Greffier lors des débats : Madame Sylvie SABATON
ARRET :
— réputé contradictoire
— prononcé par mise à disposition de l’arrêt au greffe de la cour, les parties en ayant été préalablement avisées dans les conditions prévues au deuxième alinéa de l’article 450 du code de procédure civile ;
— signé par M. Emmanuel GARCIA, Conseiller en remplacement Mme Françoise FILLIOUX, Présidente de chambre, empêchée et par Madame Sylvie SABATON, greffier.
*
* *
EXPOSE DU LITIGE
Le 6 octobre 2017, dans le cadre d’une manifestation auprès de personnes âgées dans la salle des fêtes de la commune de [Localité 10] à laquelle participaient les élèves du lycée [11], une discorde est intervenue entre une des élèves, Mme [E] [R] et Mme [J] [P] épouse [H], animatrice au centre hospitalier du [Localité 8] affectée au sein de l’EHPAD l'[9] situé sur la commune de [Localité 14], au sujet de la composition alimentaire du repas servi aux personnes âgées et aux élèves du lycée.

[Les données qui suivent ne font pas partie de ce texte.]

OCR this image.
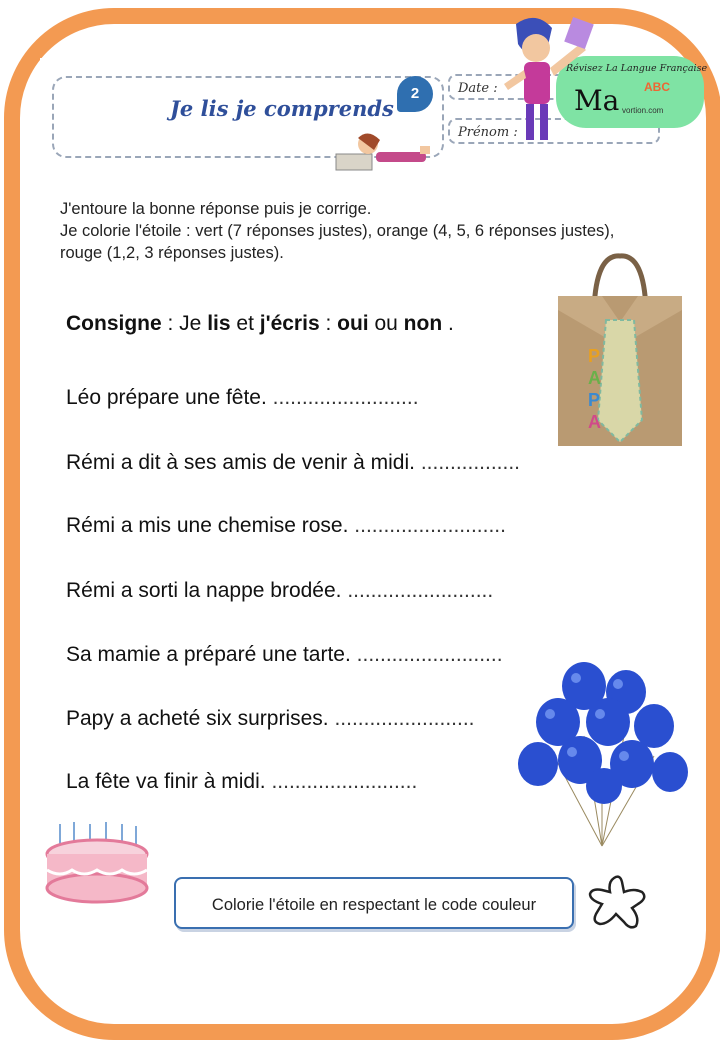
Je lis je comprends
2	Date :
Prénom :
Révisez La Langue Française
Ma ABC
vortion.com
J'entoure la bonne réponse puis je corrige.
Je colorie l'étoile : vert (7 réponses justes), orange (4, 5, 6 réponses justes), rouge (1,2, 3 réponses justes).
Consigne : Je lis et j'écris : oui ou non .
Léo prépare une fête. .........................
Rémi a dit à ses amis de venir à midi. .................
Rémi a mis une chemise rose. ..........................
Rémi a sorti la nappe brodée. .........................
Sa mamie a préparé une tarte. .........................
Papy a acheté six surprises. ........................
La fête va finir à midi. .........................
P
A
P
A
Colorie l'étoile en respectant le code couleur
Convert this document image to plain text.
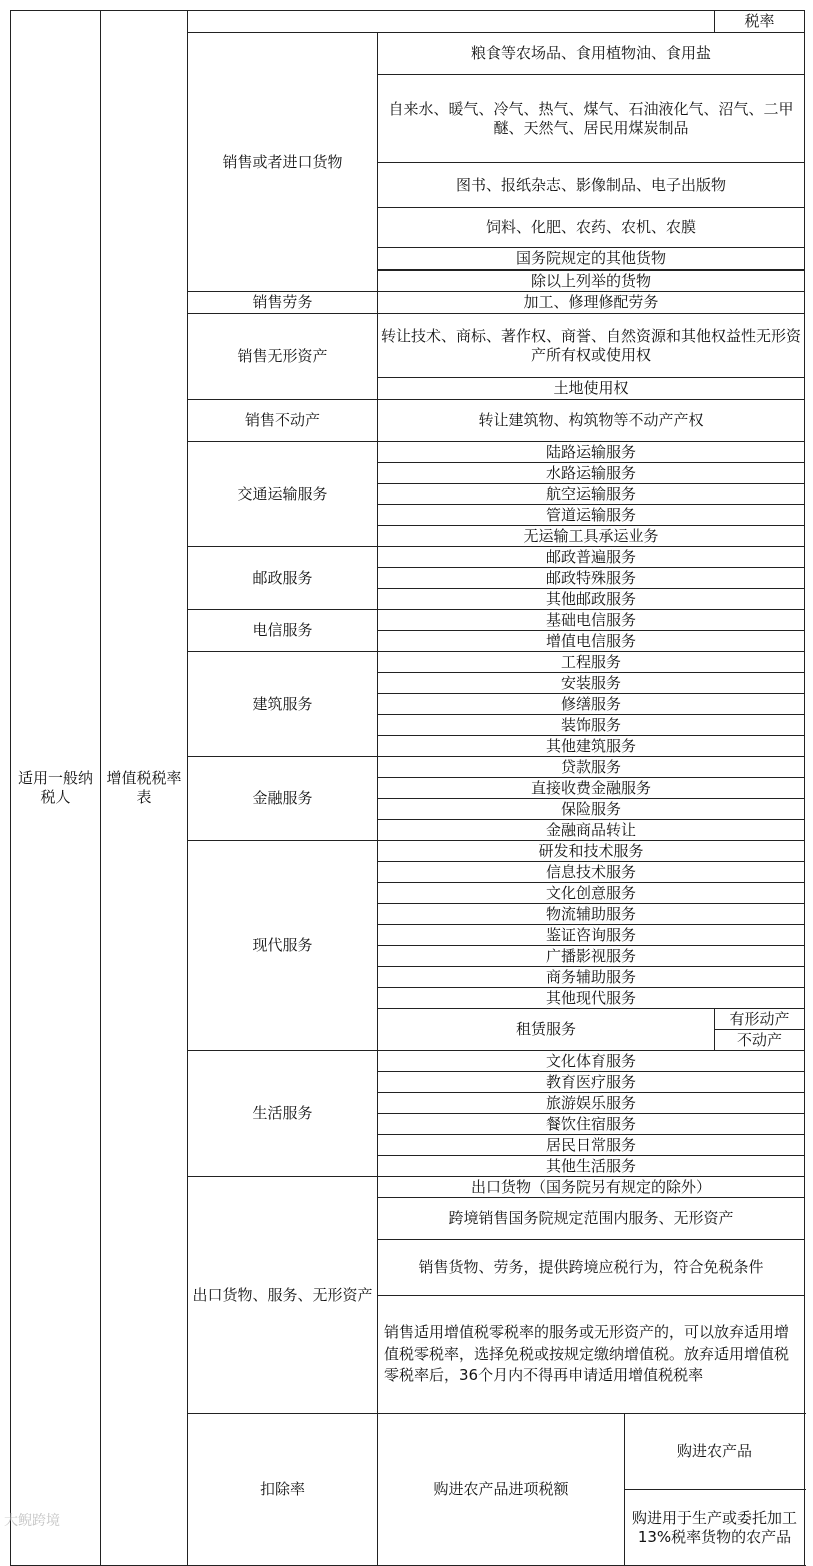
适用一般纳税人	增值税税率表				税率	
		销售或者进口货物	粮食等农场品、食用植物油、食用盐	
			自来水、暖气、冷气、热气、煤气、石油液化气、沼气、二甲醚、天然气、居民用煤炭制品			
			图书、报纸杂志、影像制品、电子出版物			
			饲料、化肥、农药、农机、农膜			
			国务院规定的其他货物			

			除以上列举的货物	
		销售劳务	加工、修理修配劳务	
		销售无形资产	转让技术、商标、著作权、商誉、自然资源和其他权益性无形资产所有权或使用权	
			土地使用权	
		销售不动产	转让建筑物、构筑物等不动产产权	
		交通运输服务	陆路运输服务	
			水路运输服务			
			航空运输服务			
			管道运输服务			
			无运输工具承运业务			
		邮政服务	邮政普遍服务	
			邮政特殊服务			
			其他邮政服务			
		电信服务	基础电信服务	
			增值电信服务	
		建筑服务	工程服务	
			安装服务			
			修缮服务			
			装饰服务			
			其他建筑服务			
		金融服务	贷款服务	
			直接收费金融服务			
			保险服务			
			金融商品转让			
		现代服务	研发和技术服务	
			信息技术服务			
			文化创意服务			
			物流辅助服务			
			鉴证咨询服务			
			广播影视服务			
			商务辅助服务			
			其他现代服务			
			租赁服务		有形动产	
					不动产	
		生活服务	文化体育服务	
			教育医疗服务			
			旅游娱乐服务			
			餐饮住宿服务			
			居民日常服务			
			其他生活服务			
		出口货物、服务、无形资产	出口货物（国务院另有规定的除外）	
			跨境销售国务院规定范围内服务、无形资产			
			销售货物、劳务，提供跨境应税行为，符合免税条件	
			销售适用增值税零税率的服务或无形资产的，可以放弃适用增值税零税率，选择免税或按规定缴纳增值税。放弃适用增值税零税率后，36个月内不得再申请适用增值税税率			
		扣除率	购进农产品进项税额	购进农产品	
				购进用于生产或委托加工13%税率货物的农产品	
大鲵跨境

Mme [E] [R] a alors appelé sa famille et sa s’ur, Mme [C] [R], est arrivée sur les lieux.
L’altercation s’est poursuivie et Mme [J] [P] épouse [H] a notamment reçu, de la part de Mme [C] [R], un coup de pied dans le bas ventre nécessitant son transport au service des urgences.
Elle a, le même jour, déposé plainte à l’encontre de Mme [C] [R].
Par certificat médical établi le 6 octobre 2017, le Docteur [Z] a relevé que Mme [J] [P] épouse [H] présentait les lésions suivantes :
Douleur de la symphyse pubienne, du pli inguinal gauche et fosse iliaque gauche,
Majoration des douleurs lombaires.
Un arrêt de travail de 7 jours a alors été prescrit au bénéfice de Mme [J] [P] épouse [H], qui a été ensuite prolongé.
Mme [C] [R] a fait l’objet d’une mesure de composition pénale en date du 8 février 2018.
N’ayant pas pu faire valoir ses droits devant la juridiction correctionnelle, Mme [J] [P] épouse [H] a assigné Mme [C] [R] devant le juge des référés du tribunal de grande instance de Béziers, lequel a, par ordonnance du 11 juillet 2018, fait droit à sa demande en ordonnant une expertise confiée au Professeur [U] [D].
Par ordonnance du 21 Septembre 2018, les opérations d’expertise ordonnées ont été déclarées communes à la CPAM de l’Hérault.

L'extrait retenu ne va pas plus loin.